Sujet vidéo : E. De Pourquery / S. Guibout / P. Crapoulet / S. Korwin
 
L'exposition est énorme et passionnante : 600 œuvres, peintures, dessins, photos, sculptures mais aussi documents, livres, affiches s'organisent chronologiquement autour des principales dates de l'histoire de la ségrégation et des luttes pour l'égalité et les droits civiques. 200.000 soldats noirs participent à la Grande guerre, dans des bataillons séparés. Pendant la Seconde Guerre mondiale, ils sont près d'un million dans une armée où la ségrégation est maintenue. Les vingt années qui suivent sont celles des grandes luttes pour les droits civiques, avec l'action de Rosa Parks, l'héroïne des bus qui refuse de s'asseoir aux places réservées aux Noirs. Il y a la grande manifestation de Washington en 1963, la déségrégation dans les écoles. En 1964 est signé le Civil Rights Act qui interdit la discrimination mais le combat n'est pas terminé.
Bob Thompson, "L'Exécution", 1961
 (Estate of Bob Thompson; Courtesy of Michael Rosenfeld Gallery LLC, New York, NY)

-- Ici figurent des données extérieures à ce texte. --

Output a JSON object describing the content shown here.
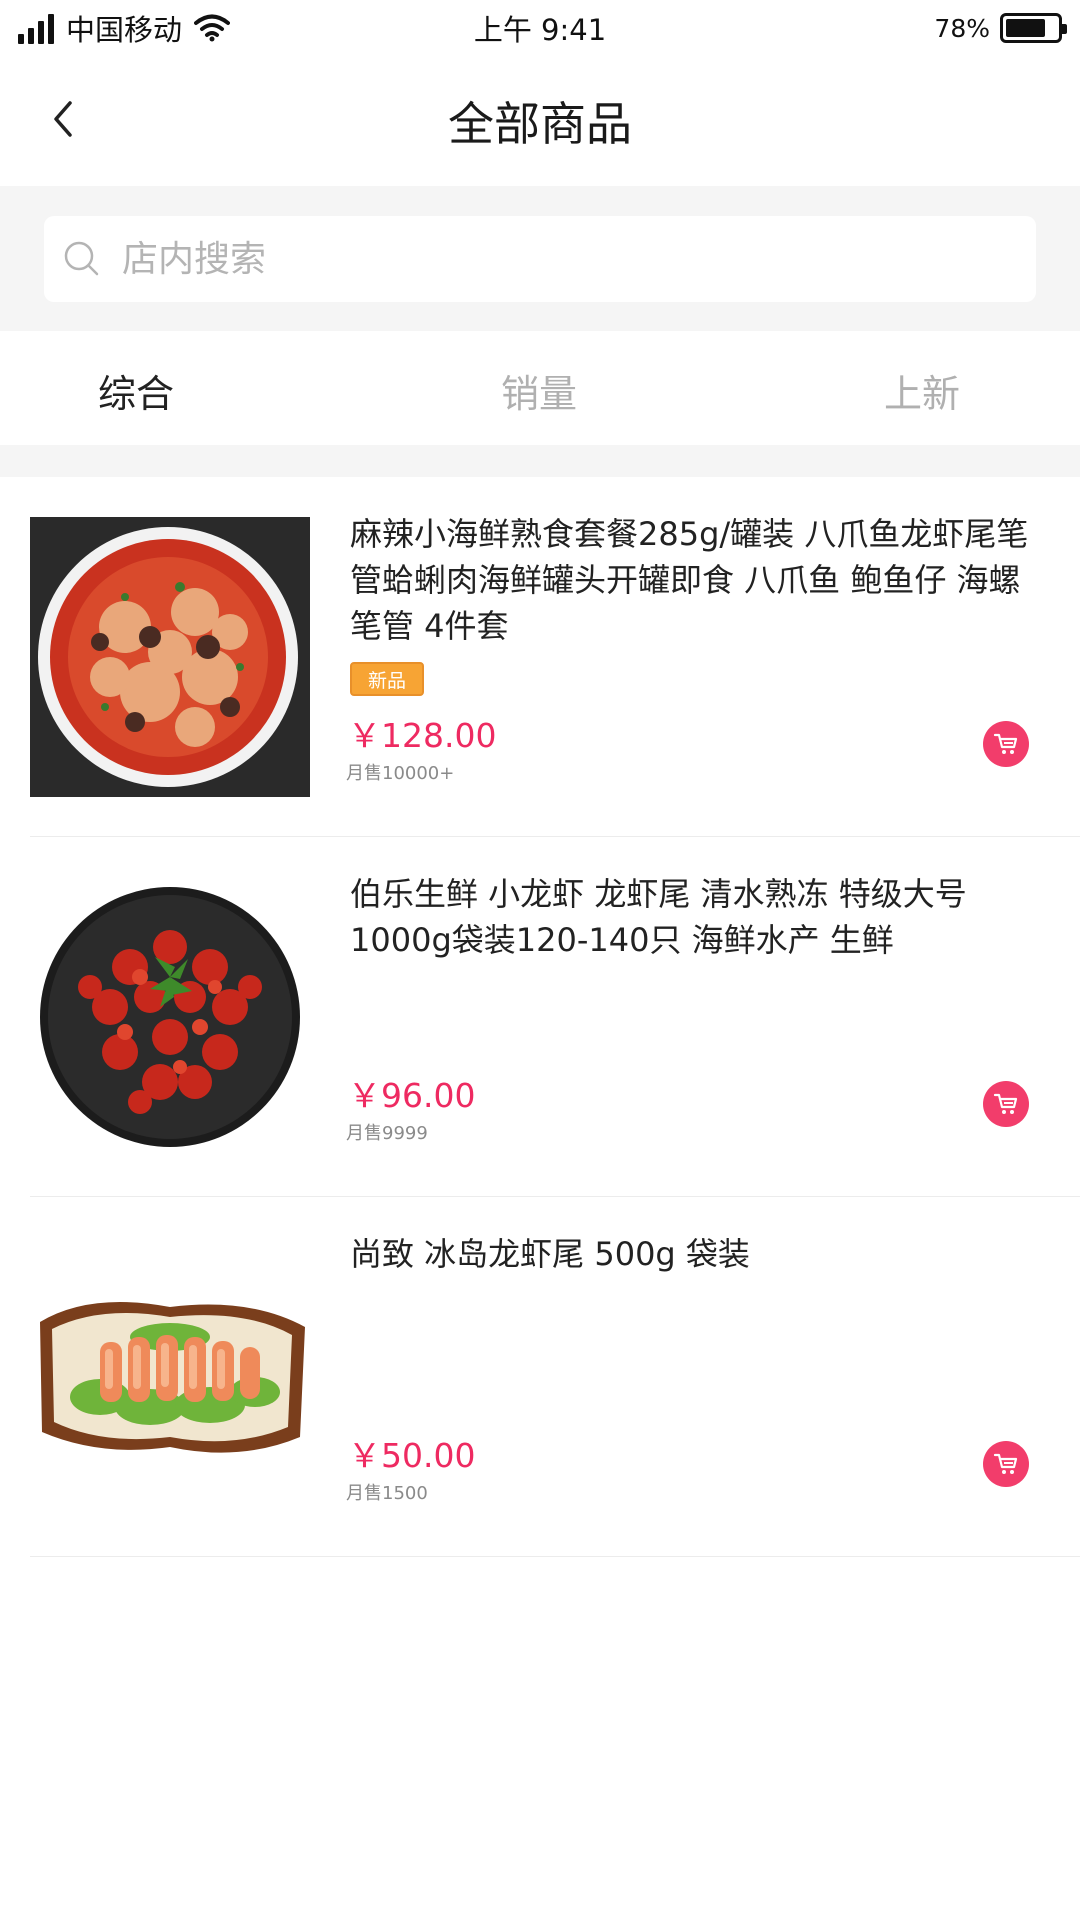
{
  "status_bar": {
    "carrier": "中国移动",
    "time": "上午 9:41",
    "battery": "78%",
    "battery_level": 0.78
  },
  "nav": {
    "title": "全部商品",
    "back_icon": "chevron-left-icon"
  },
  "search": {
    "placeholder": "店内搜索",
    "icon": "search-icon"
  },
  "tabs": [
    {
      "label": "综合",
      "active": true
    },
    {
      "label": "销量",
      "active": false
    },
    {
      "label": "上新",
      "active": false
    }
  ],
  "products": [
    {
      "title": "麻辣小海鲜熟食套餐285g/罐装 八爪鱼龙虾尾笔管蛤蜊肉海鲜罐头开罐即食 八爪鱼 鲍鱼仔 海螺笔管 4件套",
      "badge": "新品",
      "price": "￥128.00",
      "sales": "月售10000+"
    },
    {
      "title": "伯乐生鲜 小龙虾 龙虾尾 清水熟冻 特级大号 1000g袋装120-140只 海鲜水产 生鲜",
      "badge": "",
      "price": "￥96.00",
      "sales": "月售9999"
    },
    {
      "title": "尚致 冰岛龙虾尾 500g 袋装",
      "badge": "",
      "price": "￥50.00",
      "sales": "月售1500"
    }
  ],
  "colors": {
    "accent": "#ee2a61",
    "cart": "#f23d6b",
    "badge": "#f7a434",
    "background_gray": "#f5f5f5"
  }
}
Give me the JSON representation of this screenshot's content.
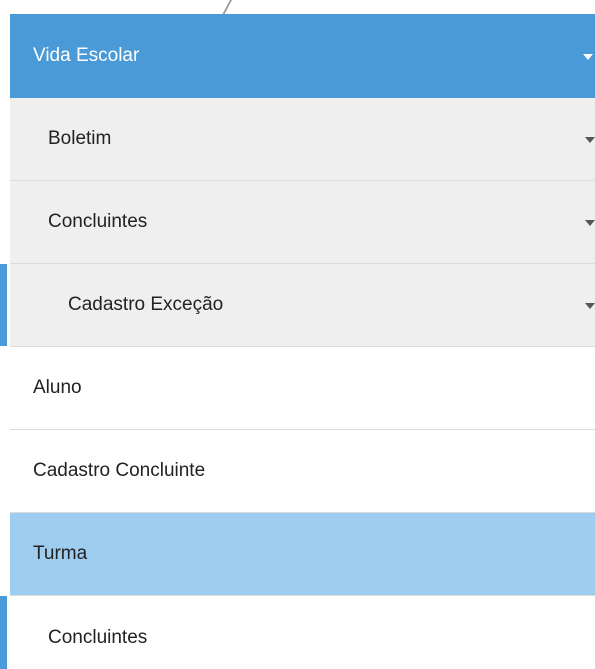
{
  "menu": {
    "header": {
      "label": "Vida Escolar",
      "icon": "chevron-down-icon"
    },
    "items": [
      {
        "label": "Boletim"
      },
      {
        "label": "Concluintes"
      },
      {
        "label": "Cadastro Exceção"
      },
      {
        "label": "Aluno"
      },
      {
        "label": "Cadastro Concluinte"
      },
      {
        "label": "Turma"
      },
      {
        "label": "Concluintes"
      }
    ]
  },
  "colors": {
    "accent": "#4a9ad7",
    "selected": "#9ecdf0",
    "submenu_bg": "#efefef"
  }
}
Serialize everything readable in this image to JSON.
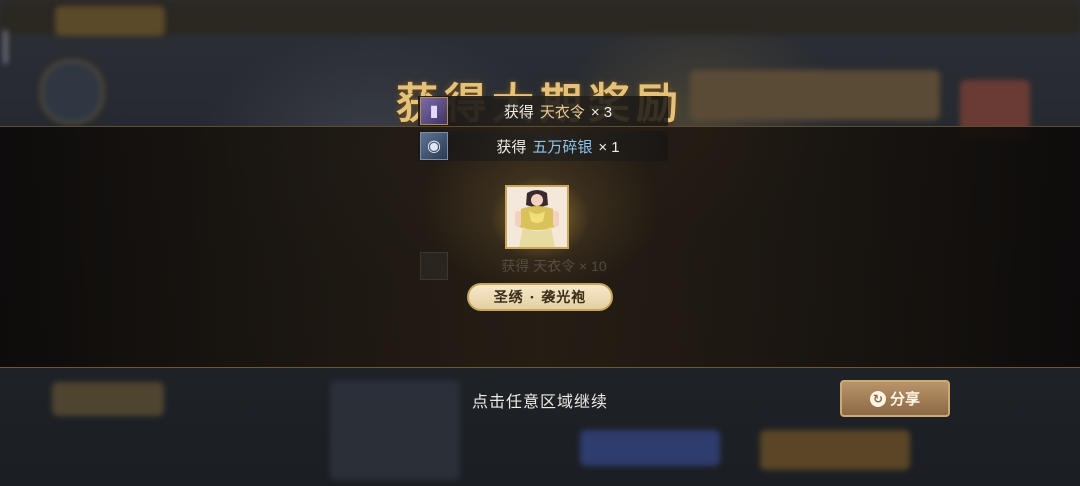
{
  "title": "获得大期奖励",
  "rewards": [
    {
      "prefix": "获得",
      "name": "天衣令",
      "count": "× 3",
      "icon": "token-icon"
    },
    {
      "prefix": "获得",
      "name": "五万碎银",
      "count": "× 1",
      "icon": "silver-icon"
    }
  ],
  "ghost_reward": {
    "text": "获得 天衣令 × 10"
  },
  "featured_item": {
    "name": "圣绣 · 袭光袍",
    "icon": "costume-icon"
  },
  "hint": "点击任意区域继续",
  "share_label": "分享",
  "colors": {
    "gold": "#e4c27c",
    "item_name_blue": "#8cc4ec",
    "item_name_gold": "#e9c98f"
  }
}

Un bouquet de coton, première œuvre d'art africaine-américaine

Quelques thèmes sont abordés comme le sport, un domaine où les Noirs se sont rapidement distingués pour s'offrir une gloire peut-être illusoire, pourtant. Ou Harlem, le quartier noir de Manhattan qui voit une explosion des arts dans l'entre-deux-guerres, avec en particulier le jazz, dont l'ambiance a été si bien exprimée par le peintre Archibald Motley (1891-1981). Le cinéma n'échappe pas à la ségrégation : non seulement on ne va pas dans les mêmes salles de cinéma mais il y a un "cinéma noir" pour les Noirs : on pourra voir au Quai Branly le film (muet aux sous-titres en anglais vernaculaire) d'Oscar Micheaux "Within Our Gates" (1920) sur la violence raciale à travers l'histoire d'une professeure noire.
 
L'exposition s'ouvre avec un pot en terre contenant un bouquet de coton : datée de 1858, cette œuvre est d'un certain David Drake, esclave et potier dans une plantation de Caroline du Sud et considéré comme un des premiers artistes noirs américains dont des œuvres nous sont parvenues.
Henry Ossawa Tanner, "The Young Sabot Maker", 1895, Purchas : William Rockhill Nelson Trust through the George H. and Elizabeth O. Davis Fund and partial gift of an anonymous donor,
 (The Nelson-Atkins Museum of Art, Kansas City, Missouri)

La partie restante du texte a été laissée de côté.